The rule was passed this year and will go into effect on Jan. 1, 2022. The rule only applies to business transactions, but it could, in many cases, increase the taxes on money that small businesses make from online sales.
“The tax does not apply to friends sharing a bill after dinner, rent payments, or other personal payments,” said Tompkins. “The main purpose of the law is to bring about transparency when it comes to accounting for the deductible expense. This will be specific to business-related payments. Individuals making personal payments to each other need not worry.”
Small Businesses Being Inherited
Under one of Biden’s proposals, small businesses – including family-owned businesses worth $1 million or more – could be taxed by as much as 40% upon the death of a business owner. Even if the business is not sold and passed down to a family member or other successor, this inheritance tax would apply.
Biden’s argument for this is that it would help level the playing field between ordinary workers just entering the workforce and young people inheriting highly profitable businesses from their patriarchs (or matriarchs), and would only apply to large companies. The plan is part of the Reconciliation Bill (part of the Build Back Better Act) being debated in Congress.
Biden, however, is getting heavy resistance, even from members of his own party, including former Senator Heidi Heitkamp. Heitkamp has publicly argued that the proposal would hurt small businesses, especially family farms.
“I’m trying to sound the alarm, both economically and politically, for Democrats that this is not a path to walk,” she said in a public statement. “The disruption that it would create for small family businesses, farmers and family assets is not worth the pain.”
Small Businesses with Foreign Sales
The current tax on goods and services purchased from overseas customers (foreign derived intangible income) is 13.125%, but that number could be increased to match the 15% global minimum tax rate that 130 countries so far, including China and Australia, agreed to impose.
According to a poll by the National Small Business Association, 64 percent of small companies sold products or services to customers abroad in 2020, and the number of organizations that have not yet sold overseas – but are considering doing so – is 63 percent, so a change to the FDII tax rate could impact a large number of small businesses.

Crystal Stranger, international tax director at GBS Tax, said small businesses that have overseas customers should watch out for potential changes to the FDII.
“The FDII discount has come under pressure from the Organization for Economic Cooperation & Development (OECD) as creating a tax shelter for companies based in the US,” said Crystal Stranger, international tax director at GBS Tax. “The current effective tax rate when applying FDII is 13.125%, which falls below the target 15% global minimum tax rate, and as such this likely will be decreased to fall within that range.
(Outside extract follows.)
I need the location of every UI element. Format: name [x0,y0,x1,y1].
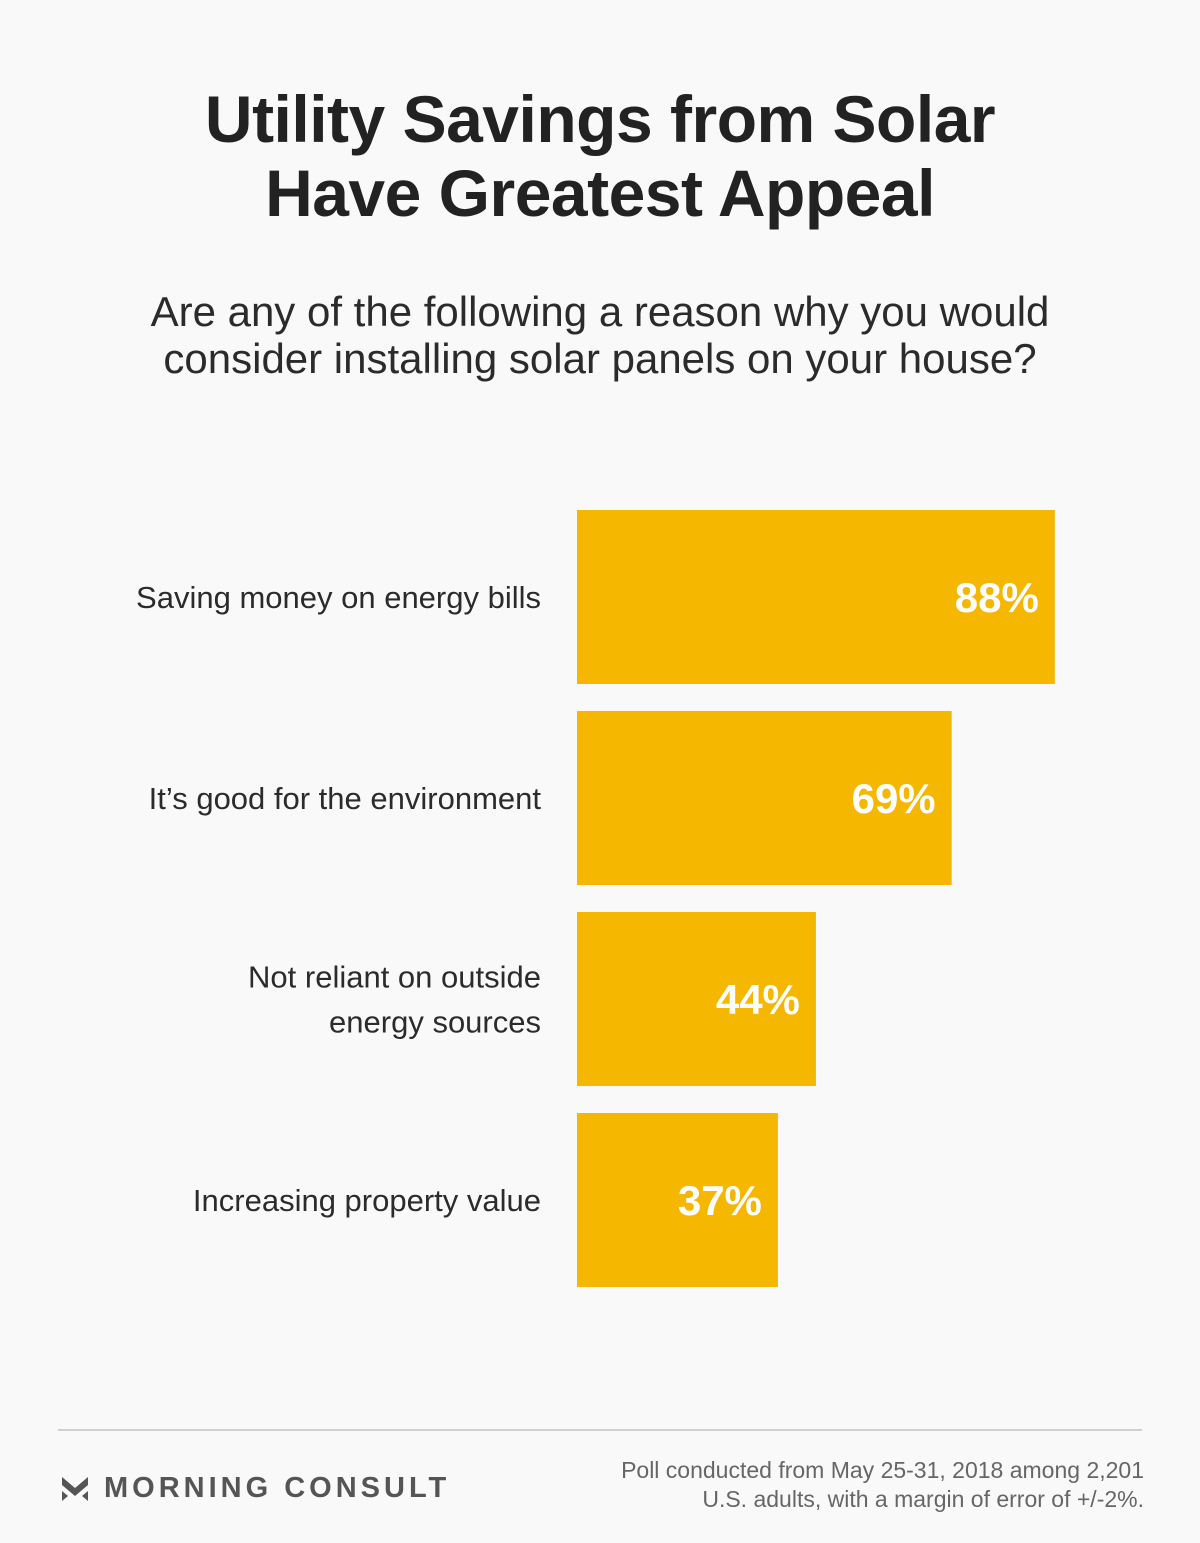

Also, it appears the types of sales this is applicable to could be narrowed somewhat, based on the House bill’s provisions.”
Talk to Your Accountant
Keeping up with potential new tax rules and how they may affect you can be tricky, so it’s important to stay in touch with your accountant. Any reputable accountant will keep up with the latest news on tax regulations and new rules from the IRS. It is up to you, however, to have your accountant keep you apprised of the latest deductions, rules and laws that may affect your bottom line when the tax man comes around.